Please use the current development version and report any bugs you encounter:
`pip install git+https://github.com/DCMLab/wavescapes.git@corpus_structure`

In [1]:
import os, shutil, subprocess
import ms3

In [2]:
DATA_FOLDER = os.path.abspath('../mscz') # on the HPC: /scratch/data/musescore.com/
SAMPLE_FOLDER = os.path.abspath('./mscz')
CONVERSION_FOLDER = os.path.abspath('./mscx')
OUTPUT_PATHS = dict(
    events = os.path.abspath('./events'),
    notes = os.path.abspath('./notes'),
    measures = os.path.abspath('./measures'),
    labels = os.path.abspath('./labels'),
    metadata = os.path.abspath('./metadata'),
)


Creating a sample of 1000 zipped MuseScore 3 for development purposes:

Using the MuseScore 3 binary to convert the file format to the current version of MuseScore 3 (needs to be installed or available as AppImage). [MuseScore commandline options](https://musescore.org/en/handbook/3/command-line-options)

ToDos:

* parallelize the conversion (anyone interested in learning [ray](https://www.ray.io/)?)
* avoid processing files more than once, making use of the fact that the file names correspond to IDs
* add proper error handling, keeping track of a mapping ID -> `errors message` for files that cannot successfully be converted (checkout stdout and stderr arguments of [subprocess.run()](https://docs.python.org/3/library/subprocess.html#subprocess.run))

In [3]:
# indicate the path to your MuseScore 3 executable or try using the standard path:
musescore_cmd = ms3.get_musescore('auto')
print(musescore_cmd)

C:\Program Files\MuseScore 3\bin\MuseScore3.exe


In [4]:
for i, entry in enumerate(os.scandir(SAMPLE_FOLDER)):
    if i == 10:
        break
    ID, file_extension = os.path.splitext(entry.name)
    converted_file_path = os.path.join(CONVERSION_FOLDER, ID + '.mscx')
    print(f"Converting {entry.path} to {converted_file_path}...", end=' ')
    
    result = subprocess.run([musescore_cmd,"--score-meta", "-o", converted_file_path, entry.path], capture_output=True, text=True)
    print(f"Exit code: {result.returncode}")
    print(f"Result: {result.stdout.strip()}") # the extraction of metadata as JSON does not work on Windows; please store the JSON to the metadata output folder
    print(f"Errors: {result.stderr.strip()}")

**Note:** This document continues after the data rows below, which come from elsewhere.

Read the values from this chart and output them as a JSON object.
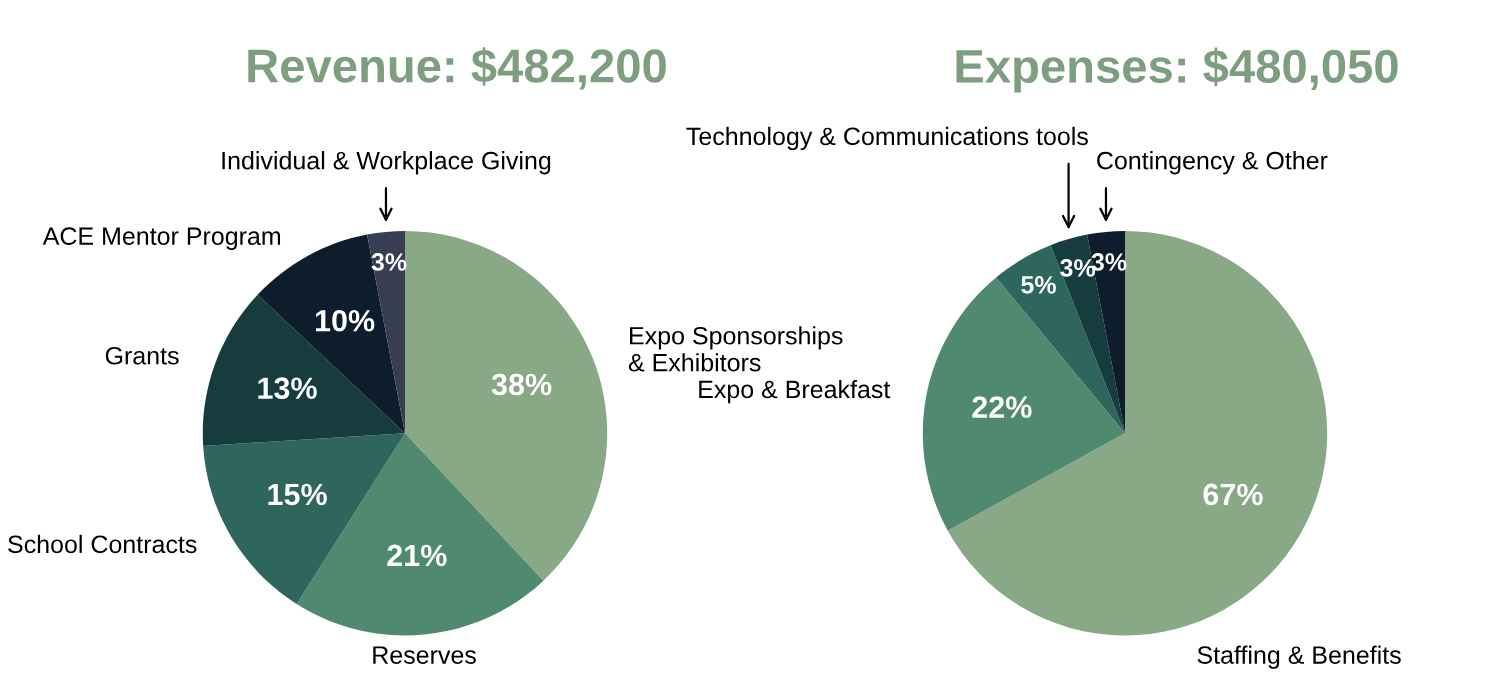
{
  "chart_data": [
    {
      "type": "pie",
      "title": "Revenue: $482,200",
      "categories": [
        "Expo Sponsorships\n& Exhibitors",
        "Reserves",
        "School Contracts",
        "Grants",
        "ACE Mentor Program",
        "Individual & Workplace Giving"
      ],
      "values": [
        38,
        21,
        15,
        13,
        10,
        3
      ],
      "value_labels": [
        "38%",
        "21%",
        "15%",
        "13%",
        "10%",
        "3%"
      ],
      "colors": [
        "#88a886",
        "#4f8a70",
        "#2e655d",
        "#163c3e",
        "#0d1d2b",
        "#383d52"
      ]
    },
    {
      "type": "pie",
      "title": "Expenses: $480,050",
      "categories": [
        "Staffing & Benefits",
        "Expo & Breakfast",
        null,
        "Technology & Communications tools",
        "Contingency & Other"
      ],
      "values": [
        67,
        22,
        5,
        3,
        3
      ],
      "value_labels": [
        "67%",
        "22%",
        "5%",
        "3%",
        "3%"
      ],
      "colors": [
        "#88a886",
        "#4f8a70",
        "#2e655d",
        "#163c3e",
        "#0d1d2b"
      ]
    }
  ]
}
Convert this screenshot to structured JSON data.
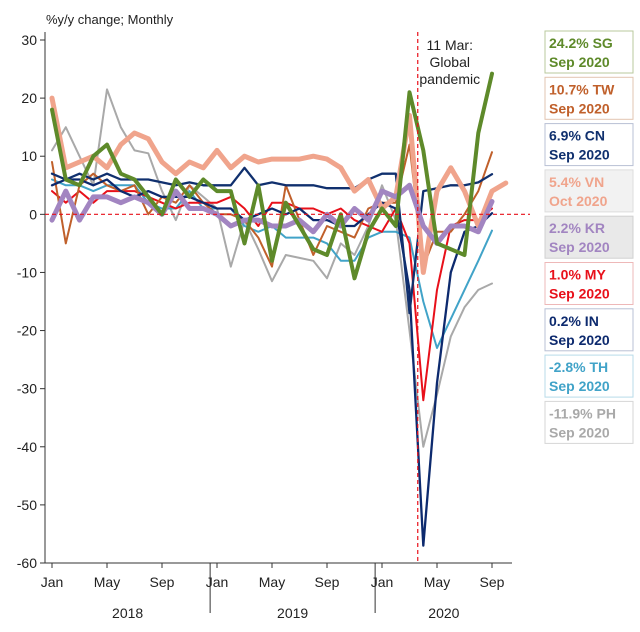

Converting D:\musescore-dataset\ml_project\mscz\100000.mscz to D:\musescore-dataset\ml_project\mscx\100000.mscx... Exit code: 1
Result: m_crashReporterWChar: C:/Program Files/MuseScore 3/bin/MuseScore3-crash-reporter.exe
Errors: Cannot read file D:\musescore-dataset\ml_project\mscz\100000.mscz:
Converting D:\musescore-dataset\ml_project\mscz\100007.mscz to D:\musescore-dataset\ml_project\mscx\100007.mscx... Exit code: 1
Result: m_crashReporterWChar: C:/Program Files/MuseScore 3/bin/MuseScore3-crash-reporter.exe
Errors: Cannot read file D:\musescore-dataset\ml_project\mscz\100007.mscz:
Converting D:\musescore-dataset\ml_project\mscz\100014.mscz to D:\musescore-dataset\ml_project\mscx\100014.mscx... Exit code: 1
Result: m_crashReporterWChar: C:/Program Files/MuseScore 3/bin/MuseScore3-crash-reporter.exe
Errors: Cannot read file D:\musescore-dataset\ml_project\mscz\100014.mscz:
Converting D:\musescore-dataset\ml_project\mscz\1000256.mscz to D:\musescore-dataset\ml_project\mscx\1000256.msc

Using the ms3 parsing library to extract score information:

In [5]:
for entry in os.scandir(CONVERSION_FOLDER):
    if entry.is_dir():
        continue
    parsed = ms3.Score(entry.path, read_only=True)
    ID, _ = os.path.splitext(entry.name)
    tsv_name = f"{ID}.tsv"
    dataframes = dict(
        events = parsed.mscx.events(),
        notes = parsed.mscx.notes(),
        measures = parsed.mscx.measures(),
        labels = parsed.mscx.labels(),
    )
    for facet, df in dataframes.items():
        if df is None:
            continue
        tsv_path = os.path.join(OUTPUT_PATHS[facet], tsv_name)
        df.to_csv(tsv_path, sep='\t', index=False)
    metadata = parsed.mscx.metadata # please add this nested dictionary to the JSON stored in the previous step
    metadata['id'] = ID

	MC 15, the 1st measure of a 2nd volta, should have MN 14, not MN 15.